Piss Poor Planning Again
This is typical of politicians everywhere, so Conehead isn't be one-hundred-percent at fault. We've written about this before:
- a politician dreams up a new tax/fee/payment for whatever;
- they claim without any proof whatsoever, that this tax/fee/payment with generate $100 bazillion dollars;
- the City Council (or Springfield or DC) passes the new tax/fee/payment;
....and this is the important part....
- they then pass a new spending budget with these imaginary tax/fee/payment dollars baked into the budget numbers without having seen even a single new dollar in the tax coffers.

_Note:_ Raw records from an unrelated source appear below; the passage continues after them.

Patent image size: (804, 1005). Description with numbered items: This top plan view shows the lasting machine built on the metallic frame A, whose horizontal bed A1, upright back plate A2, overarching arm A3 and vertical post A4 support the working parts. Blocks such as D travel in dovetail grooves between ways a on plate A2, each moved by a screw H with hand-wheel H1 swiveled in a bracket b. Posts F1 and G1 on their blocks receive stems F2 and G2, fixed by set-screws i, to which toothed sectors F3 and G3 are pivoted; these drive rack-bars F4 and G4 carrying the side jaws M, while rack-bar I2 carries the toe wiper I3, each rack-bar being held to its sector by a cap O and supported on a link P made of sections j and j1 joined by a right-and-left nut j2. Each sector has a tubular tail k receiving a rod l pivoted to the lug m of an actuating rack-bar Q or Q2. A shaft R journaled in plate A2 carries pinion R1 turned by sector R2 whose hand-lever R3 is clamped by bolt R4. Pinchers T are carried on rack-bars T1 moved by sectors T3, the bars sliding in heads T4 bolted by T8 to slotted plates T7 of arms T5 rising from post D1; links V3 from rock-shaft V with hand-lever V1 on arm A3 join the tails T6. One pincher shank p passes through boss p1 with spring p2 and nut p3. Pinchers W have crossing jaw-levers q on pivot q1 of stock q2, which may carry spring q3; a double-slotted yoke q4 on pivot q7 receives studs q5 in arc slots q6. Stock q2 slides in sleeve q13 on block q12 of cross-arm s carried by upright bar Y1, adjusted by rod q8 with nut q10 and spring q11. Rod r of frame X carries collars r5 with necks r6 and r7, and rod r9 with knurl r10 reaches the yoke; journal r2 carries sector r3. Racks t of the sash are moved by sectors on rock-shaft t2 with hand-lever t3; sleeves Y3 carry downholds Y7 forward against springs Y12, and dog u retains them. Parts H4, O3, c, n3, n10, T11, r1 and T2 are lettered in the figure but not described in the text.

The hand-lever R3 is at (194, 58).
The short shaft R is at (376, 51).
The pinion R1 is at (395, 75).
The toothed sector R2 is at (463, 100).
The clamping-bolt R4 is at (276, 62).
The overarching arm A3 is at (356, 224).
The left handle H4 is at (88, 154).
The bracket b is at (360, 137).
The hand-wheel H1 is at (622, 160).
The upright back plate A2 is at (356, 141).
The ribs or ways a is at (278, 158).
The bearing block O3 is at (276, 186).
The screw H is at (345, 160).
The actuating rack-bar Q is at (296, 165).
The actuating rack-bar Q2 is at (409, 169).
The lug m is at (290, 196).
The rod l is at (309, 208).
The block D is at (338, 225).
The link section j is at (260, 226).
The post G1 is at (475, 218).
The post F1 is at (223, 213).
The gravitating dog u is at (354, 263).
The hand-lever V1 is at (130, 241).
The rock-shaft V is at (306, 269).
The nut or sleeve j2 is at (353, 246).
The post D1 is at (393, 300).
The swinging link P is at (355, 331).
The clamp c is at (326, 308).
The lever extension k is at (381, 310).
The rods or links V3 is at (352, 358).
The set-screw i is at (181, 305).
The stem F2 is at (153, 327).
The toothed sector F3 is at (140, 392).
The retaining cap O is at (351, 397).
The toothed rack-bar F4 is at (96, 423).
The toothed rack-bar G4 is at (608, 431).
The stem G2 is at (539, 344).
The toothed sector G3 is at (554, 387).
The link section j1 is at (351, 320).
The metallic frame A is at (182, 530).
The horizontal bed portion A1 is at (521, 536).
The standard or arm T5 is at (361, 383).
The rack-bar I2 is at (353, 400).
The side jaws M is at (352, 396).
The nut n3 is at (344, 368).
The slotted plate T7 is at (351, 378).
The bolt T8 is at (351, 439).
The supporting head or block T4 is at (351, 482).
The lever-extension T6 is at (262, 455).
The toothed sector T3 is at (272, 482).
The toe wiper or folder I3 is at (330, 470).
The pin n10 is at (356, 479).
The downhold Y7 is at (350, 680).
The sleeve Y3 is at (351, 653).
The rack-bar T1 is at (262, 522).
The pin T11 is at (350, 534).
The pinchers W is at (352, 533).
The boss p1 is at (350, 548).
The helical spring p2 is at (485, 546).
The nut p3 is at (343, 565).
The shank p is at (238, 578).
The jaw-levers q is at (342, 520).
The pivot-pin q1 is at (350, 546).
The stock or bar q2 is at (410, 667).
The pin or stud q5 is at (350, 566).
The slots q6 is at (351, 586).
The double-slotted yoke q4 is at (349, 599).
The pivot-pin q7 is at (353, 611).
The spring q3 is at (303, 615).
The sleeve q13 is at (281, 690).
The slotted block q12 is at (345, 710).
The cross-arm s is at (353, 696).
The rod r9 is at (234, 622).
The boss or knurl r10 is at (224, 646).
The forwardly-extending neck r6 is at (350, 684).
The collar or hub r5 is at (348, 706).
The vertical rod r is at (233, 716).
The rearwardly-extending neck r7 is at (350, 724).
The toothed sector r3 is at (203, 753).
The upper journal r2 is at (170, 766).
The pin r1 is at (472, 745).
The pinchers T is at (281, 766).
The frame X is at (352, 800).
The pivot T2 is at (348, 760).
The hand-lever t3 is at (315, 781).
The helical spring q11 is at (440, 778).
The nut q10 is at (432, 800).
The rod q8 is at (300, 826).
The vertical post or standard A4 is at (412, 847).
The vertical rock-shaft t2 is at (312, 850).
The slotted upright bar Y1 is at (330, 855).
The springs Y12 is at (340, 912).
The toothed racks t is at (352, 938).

Normal people, being normal, adjust their spending habits on what benefits themselves the most. If that means forgoing a new purchase or skipping a trip downtown or even cancelling something that they don't really need, but had been buying it out of habit, then they'll do that.
And suddenly, government isn't getting money that they had planned on getting....and already spent. So they end up....RAISING TAXES TO COVER THE "SHORTFALL" that isn't really a shortfall but rather another example of poor planning.
Like this:
When the City Council unanimously rejected Mayor Brandon Johnson’s proposed $300 million property tax increase, it blew a giant hole in the city’s $17.3 billion budget. Now, the hole is getting bigger.

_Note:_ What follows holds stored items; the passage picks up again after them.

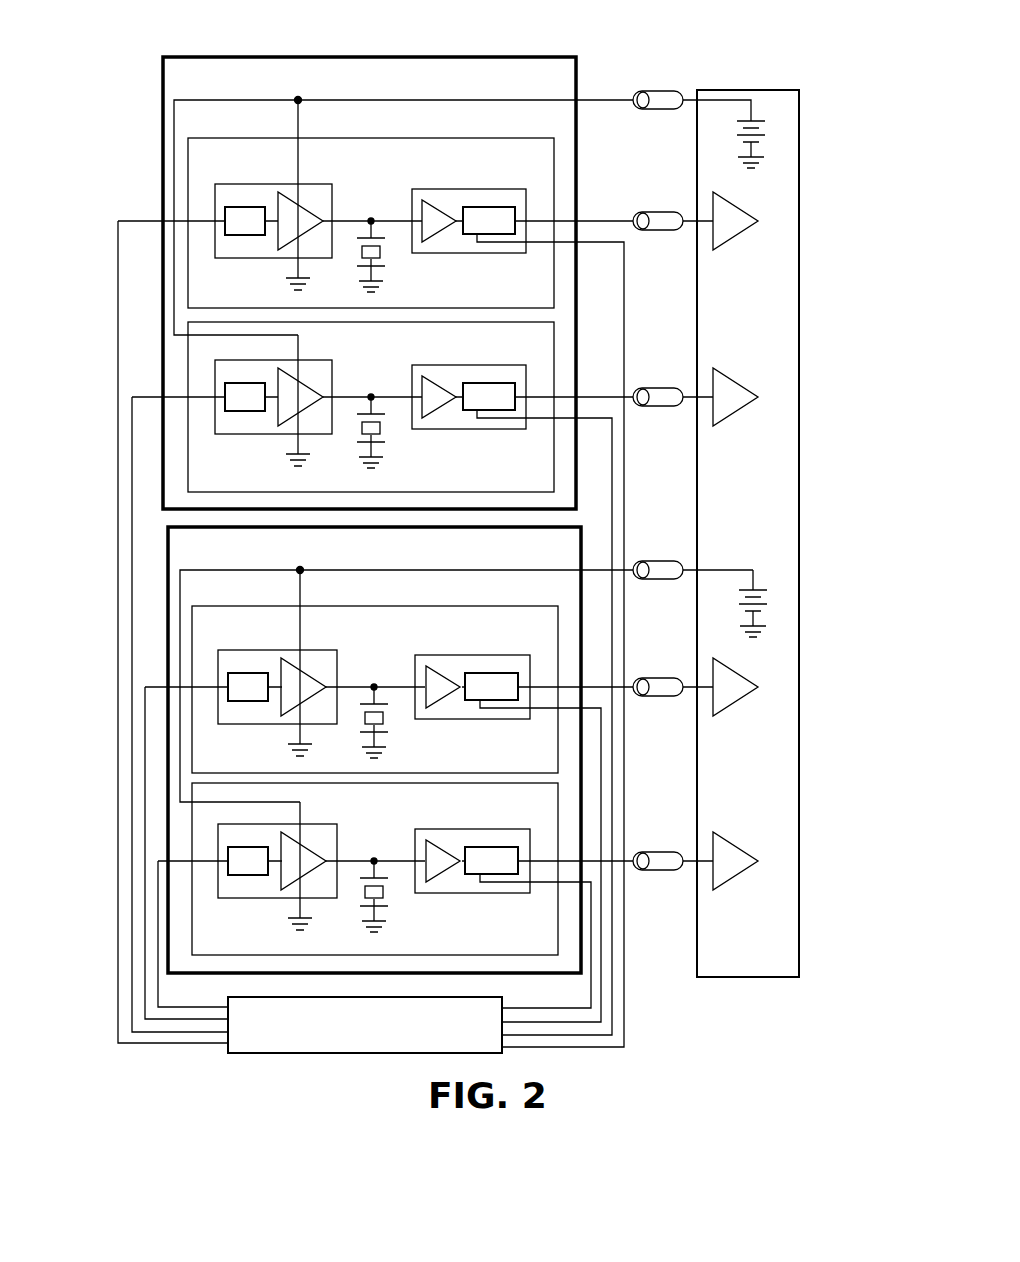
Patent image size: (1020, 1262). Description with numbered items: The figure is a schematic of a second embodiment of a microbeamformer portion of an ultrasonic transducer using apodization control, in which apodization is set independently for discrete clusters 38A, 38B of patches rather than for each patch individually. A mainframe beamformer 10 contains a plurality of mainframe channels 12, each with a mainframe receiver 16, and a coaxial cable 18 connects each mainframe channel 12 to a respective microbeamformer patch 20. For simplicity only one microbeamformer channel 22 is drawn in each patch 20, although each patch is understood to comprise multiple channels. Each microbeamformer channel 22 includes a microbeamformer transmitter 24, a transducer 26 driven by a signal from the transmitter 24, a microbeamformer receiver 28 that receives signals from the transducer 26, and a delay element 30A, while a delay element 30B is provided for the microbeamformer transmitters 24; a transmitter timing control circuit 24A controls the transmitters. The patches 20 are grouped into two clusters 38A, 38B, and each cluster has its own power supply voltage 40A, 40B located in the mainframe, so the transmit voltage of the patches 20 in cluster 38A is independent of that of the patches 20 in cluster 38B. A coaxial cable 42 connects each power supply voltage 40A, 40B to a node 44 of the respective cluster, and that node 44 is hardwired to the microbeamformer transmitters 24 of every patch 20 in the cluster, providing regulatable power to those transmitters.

The mainframe beamformer 10 is at (757, 978).
The mainframe channel 12 is at (749, 841).
The mainframe receiver 16 is at (741, 910).
The coaxial cable 18 is at (658, 231).
The microbeamformer patch 20 is at (190, 367).
The microbeamformer channel 22 is at (412, 166).
The microbeamformer transmitter 24 is at (300, 198).
The transmitter timing control circuit 24A is at (255, 1035).
The transducer 26 is at (383, 253).
The microbeamformer receiver 28 is at (436, 201).
The delay element 30A is at (480, 228).
The delay element 30B is at (241, 910).
The cluster 38A is at (155, 70).
The cluster 38B is at (163, 550).
The power supply voltage 40A is at (778, 182).
The power supply voltage 40B is at (783, 650).
The coaxial cable 42 is at (655, 110).
The node 44 is at (298, 98).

A tax on prepaid phones and calling cards the Johnson administration was counting on to raise $40 million has been shot down in Springfield. Illinois Retail Merchants Association President Rob Karr said there were technical problems that must be fixed in the legal language the city drafted.
The city also had assumed the increased tax (9%, up from 3%) would take effect Jan. 1 — a virtually impossible deadline for retailers.
If we started running our household budget like this, we'd be bankrupted by late fees and foreclosures and massive interest payment hits.
But Conehead (and the pols) just raise our property taxes by hundreds of millions.